Van zodra duidelijk is dat de aangekondigde manifestatie meer is dan een bevlieging, gaan de tegenstanders in de tegenaanval. De katholieke pers deelt in aanloop naar het congres flink wat speldenprikken uit. Nu eens komt er commentaar op het principe van de bijeenkomst, dan weer hekelen katholieke kranten de deelnemers. Er rijst heel wat kritiek op het feit dat de pers niet is toegelaten. Toch wordt op die junidag in 1846 geschiedenis geschreven. Journalisten kunnen dan wel de zaal niet binnen, er is wel degelijk uitgebreide berichtgeving over de bijeenkomst. De organisatoren zien er vooral op toe dat de groep als één liberale stem, in eenheid, naar buiten komt. De aanwezigen moeten ook zichzelf kunnen zijn, zonder hinder van de pers in de zaal.

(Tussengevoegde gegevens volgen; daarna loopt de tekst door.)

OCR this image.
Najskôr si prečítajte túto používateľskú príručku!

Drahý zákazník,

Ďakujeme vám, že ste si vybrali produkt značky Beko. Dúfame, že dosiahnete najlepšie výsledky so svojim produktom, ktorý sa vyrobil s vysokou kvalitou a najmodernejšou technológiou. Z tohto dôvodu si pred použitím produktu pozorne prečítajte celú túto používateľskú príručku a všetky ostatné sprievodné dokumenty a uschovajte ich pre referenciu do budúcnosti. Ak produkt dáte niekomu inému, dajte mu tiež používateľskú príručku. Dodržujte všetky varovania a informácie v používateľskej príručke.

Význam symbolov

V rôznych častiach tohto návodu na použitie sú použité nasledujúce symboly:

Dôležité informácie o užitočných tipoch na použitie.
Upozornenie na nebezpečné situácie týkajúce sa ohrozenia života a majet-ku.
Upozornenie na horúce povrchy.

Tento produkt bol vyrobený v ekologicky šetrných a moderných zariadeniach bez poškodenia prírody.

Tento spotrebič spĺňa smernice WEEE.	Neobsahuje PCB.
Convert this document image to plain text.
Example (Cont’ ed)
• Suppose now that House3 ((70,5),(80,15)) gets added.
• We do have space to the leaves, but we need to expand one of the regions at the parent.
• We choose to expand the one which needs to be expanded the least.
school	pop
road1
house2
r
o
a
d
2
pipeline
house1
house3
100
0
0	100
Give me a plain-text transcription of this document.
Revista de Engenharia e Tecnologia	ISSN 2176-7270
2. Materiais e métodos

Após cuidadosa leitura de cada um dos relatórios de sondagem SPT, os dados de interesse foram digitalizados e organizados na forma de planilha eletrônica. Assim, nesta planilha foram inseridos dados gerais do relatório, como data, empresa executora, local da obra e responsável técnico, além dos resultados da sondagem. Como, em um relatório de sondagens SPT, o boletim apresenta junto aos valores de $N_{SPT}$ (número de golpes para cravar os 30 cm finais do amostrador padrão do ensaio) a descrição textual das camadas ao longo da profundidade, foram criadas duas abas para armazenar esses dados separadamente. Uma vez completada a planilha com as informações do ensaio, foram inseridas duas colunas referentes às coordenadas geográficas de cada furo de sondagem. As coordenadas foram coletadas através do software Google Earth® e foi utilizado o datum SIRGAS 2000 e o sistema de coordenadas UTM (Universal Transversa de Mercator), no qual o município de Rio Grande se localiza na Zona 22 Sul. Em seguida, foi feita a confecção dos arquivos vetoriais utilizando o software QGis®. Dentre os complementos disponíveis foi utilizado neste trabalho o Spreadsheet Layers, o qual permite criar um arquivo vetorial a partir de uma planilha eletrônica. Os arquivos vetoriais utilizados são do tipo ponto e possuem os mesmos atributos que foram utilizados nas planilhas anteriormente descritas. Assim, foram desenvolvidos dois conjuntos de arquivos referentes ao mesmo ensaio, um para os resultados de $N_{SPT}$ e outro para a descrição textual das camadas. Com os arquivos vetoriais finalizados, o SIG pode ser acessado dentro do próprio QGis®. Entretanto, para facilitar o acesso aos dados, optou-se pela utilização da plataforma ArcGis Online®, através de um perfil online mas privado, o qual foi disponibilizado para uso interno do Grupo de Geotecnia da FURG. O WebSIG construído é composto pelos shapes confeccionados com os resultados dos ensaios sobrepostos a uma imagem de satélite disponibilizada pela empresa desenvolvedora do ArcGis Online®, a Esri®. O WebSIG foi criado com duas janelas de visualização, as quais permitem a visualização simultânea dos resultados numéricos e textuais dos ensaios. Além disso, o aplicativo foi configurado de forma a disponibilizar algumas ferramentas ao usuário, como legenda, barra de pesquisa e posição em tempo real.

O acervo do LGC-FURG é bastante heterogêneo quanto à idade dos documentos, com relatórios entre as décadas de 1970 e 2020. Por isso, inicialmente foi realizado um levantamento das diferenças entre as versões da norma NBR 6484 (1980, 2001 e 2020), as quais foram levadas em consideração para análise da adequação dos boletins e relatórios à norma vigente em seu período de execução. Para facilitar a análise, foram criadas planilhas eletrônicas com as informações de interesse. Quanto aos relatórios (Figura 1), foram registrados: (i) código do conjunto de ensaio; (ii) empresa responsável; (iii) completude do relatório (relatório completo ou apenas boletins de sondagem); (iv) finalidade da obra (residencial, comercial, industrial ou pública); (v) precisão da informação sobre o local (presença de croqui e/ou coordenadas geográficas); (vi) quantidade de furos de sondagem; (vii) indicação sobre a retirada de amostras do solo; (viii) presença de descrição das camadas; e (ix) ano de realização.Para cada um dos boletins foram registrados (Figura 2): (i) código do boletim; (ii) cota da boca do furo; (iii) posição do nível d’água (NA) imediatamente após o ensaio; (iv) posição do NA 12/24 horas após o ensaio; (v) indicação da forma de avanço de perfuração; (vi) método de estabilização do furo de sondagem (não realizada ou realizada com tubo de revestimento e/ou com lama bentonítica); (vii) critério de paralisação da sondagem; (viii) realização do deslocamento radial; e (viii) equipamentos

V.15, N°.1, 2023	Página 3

De 384 afgevaardigden zijn afkomstig uit het hele land. De steden Antwerpen, Brugge, Brussel, Gent, Leuven, Luik, Namen maar ook Tongeren tekenen voor meer dan tien vertegenwoordigers. Middelgrote steden die tussen vijf tot tien vertegenwoordigers sturen, zijn Aalst, Charleroi, Dinant, Doornik, Geraardsbergen, Huy, Ieper, Kortrijk, Mons, Nijvel, Oudenaarde en Verviers. Ook uit tal van kleinere steden en dorpen maken afgevaardigden de reis naar Brussel. Enkel uit meer perifere gebieden, zoals de Ardennen en delen van de Kempen, zijn er geen vertegenwoordigers afgevaardigd.
Ongeveer een derde van de aanwezigen valt te situeren in de categorie van intellectuele beroepen. Het betreft vooral personen met een juridische opleiding: advocaten, notarissen, magistraten. Het aantal academici is beperkt. Heel wat mensen op de aanwezigheidslijst geven geen expliciet beroep op, maar laten zich betitelen als grootgrondbezitter of rentenier. Deze vermogende groep is in ongeveer dezelfde mate vertegenwoordigd als de intellectuele beroepen. De grondeigenaars worden geflankeerd door een ruime groep handelaars en industriëlen. Tot slot identificeren heel wat congresgangers zich met hun politiek mandaat, van gemeentelijk (gemeenteraadsleden, schepenen, burgemeesters) tot nationaal (volksvertegenwoordigers, senatoren) niveau.